As Palestinians celebrate being accepted by UNESCO as a member state, work to improve the lives of Palestinian refugees continues in the countries where many have settled.

Over 400,000 Palestinian refugees have been registered by the Lebanese authorities, though with emigration to other countries, the actual number currently living in Lebanon is likely to be nearer 250,000. These refugees live mainly in camps, of which Ein el-Hilweh and Nahr-el-Bared are the largest.
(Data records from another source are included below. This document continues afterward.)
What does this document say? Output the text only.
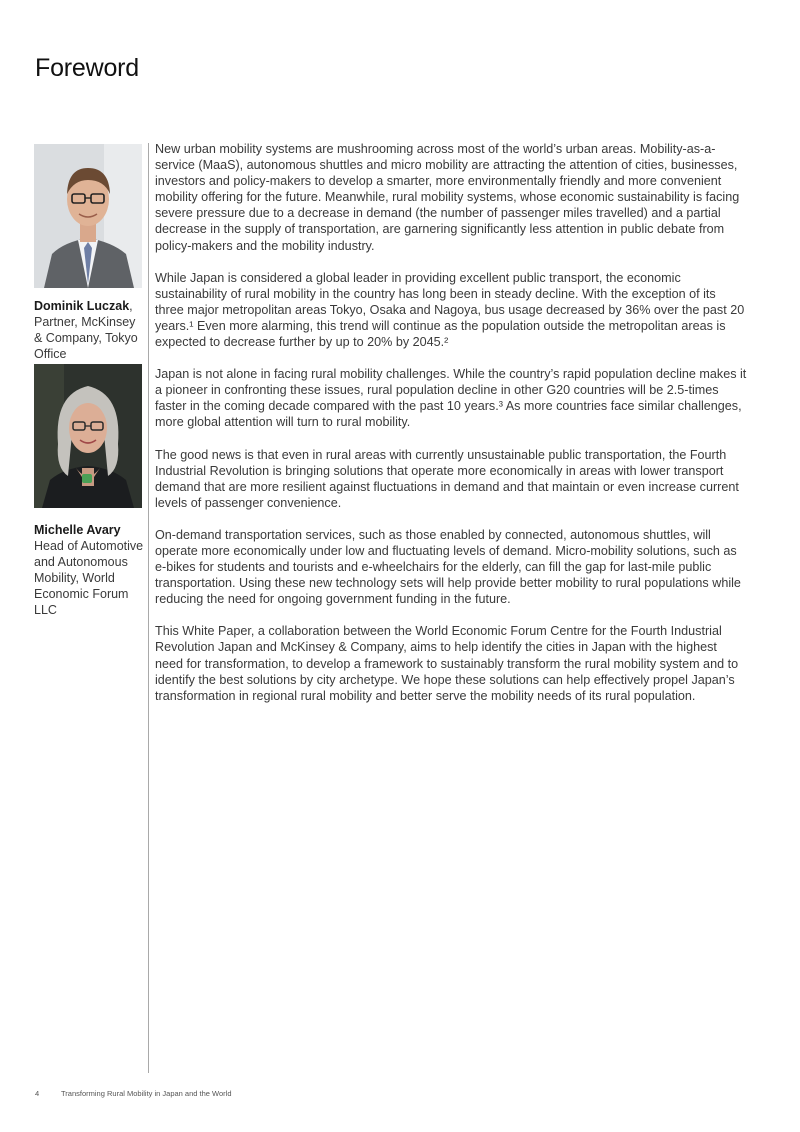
Foreword
Dominik Luczak, Partner, McKinsey & Company, Tokyo Office
Michelle Avary
Head of Automotive and Autonomous Mobility, World Economic Forum LLC

New urban mobility systems are mushrooming across most of the world’s urban areas. Mobility-as-a-service (MaaS), autonomous shuttles and micro mobility are attracting the attention of cities, businesses, investors and policy-makers to develop a smarter, more environmentally friendly and more convenient mobility offering for the future. Meanwhile, rural mobility systems, whose economic sustainability is facing severe pressure due to a decrease in demand (the number of passenger miles travelled) and a partial decrease in the supply of transportation, are garnering significantly less attention in public debate from policy-makers and the mobility industry.

While Japan is considered a global leader in providing excellent public transport, the economic sustainability of rural mobility in the country has long been in steady decline. With the exception of its three major metropolitan areas Tokyo, Osaka and Nagoya, bus usage decreased by 36% over the past 20 years.¹ Even more alarming, this trend will continue as the population outside the metropolitan areas is expected to decrease further by up to 20% by 2045.²

Japan is not alone in facing rural mobility challenges. While the country’s rapid population decline makes it a pioneer in confronting these issues, rural population decline in other G20 countries will be 2.5-times faster in the coming decade compared with the past 10 years.³ As more countries face similar challenges, more global attention will turn to rural mobility.

The good news is that even in rural areas with currently unsustainable public transportation, the Fourth Industrial Revolution is bringing solutions that operate more economically in areas with lower transport demand that are more resilient against fluctuations in demand and that maintain or even increase current levels of passenger convenience.

On-demand transportation services, such as those enabled by connected, autonomous shuttles, will operate more economically under low and fluctuating levels of demand. Micro-mobility solutions, such as e-bikes for students and tourists and e-wheelchairs for the elderly, can fill the gap for last-mile public transportation. Using these new technology sets will help provide better mobility to rural populations while reducing the need for ongoing government funding in the future.

This White Paper, a collaboration between the World Economic Forum Centre for the Fourth Industrial Revolution Japan and McKinsey & Company, aims to help identify the cities in Japan with the highest need for transformation, to develop a framework to sustainably transform the rural mobility system and to identify the best solutions by city archetype. We hope these solutions can help effectively propel Japan’s transformation in regional rural mobility and better serve the mobility needs of its rural population.

4	Transforming Rural Mobility in Japan and the World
During the conflict of 2007, the Nahr el-Bared camp was destroyed, displacing its 27,000 Palestinian residents. Nearly four years on and the effects of this crisis are still being felt by the displaced. Reconstruction of the camp has been slow and UNRWA has been using donations to support the basic needs of the refugees in providing shelter, food, water and sanitation, as well as health and education services. UNRWA has also been active in trying to build economic recovery in the region by sponsoring initiatives such as business grants, employment service centres and vocational training and apprenticeships.

In this work, the agency is joined by other non-governmental organisations (NGOs), such as American Near East Refugee Aid (ANERA). To support the many young people left without work or income following the conflict of 2007, ANERA has been involved in organising vocational training programmes in Nahr El Bared for underprivileged youth. This training specialises in three subjects – plumbing, autoCAD/3D max and graphic design. Supporting around 70 young men and women, these vocational courses provide youth in the camp with a way to learn essential skills in a short space of time and certificates which help them gain work.

19-year old Moghamas learned to be a plumber through the vocational scheme and says it was probably “the best thing that has ever happened to me”. After graduation, he was able to find work quickly and now supports his parents and six siblings with his income. With a graphic design certificate, another young woman, Mariam Barakeh, was able to leave a secretarial job where her opportunities were limited. Now Mariam feels she has been given the chance to have a good career, which is also fun.

As well as offering individuals a path to finding employment, ANERA believes that such vocational training is important for the wider community of Palestinian refugees. The successes of the youngsters spark a sense of hope for others that they can rebuild their lives and find employment to support themselves and their families.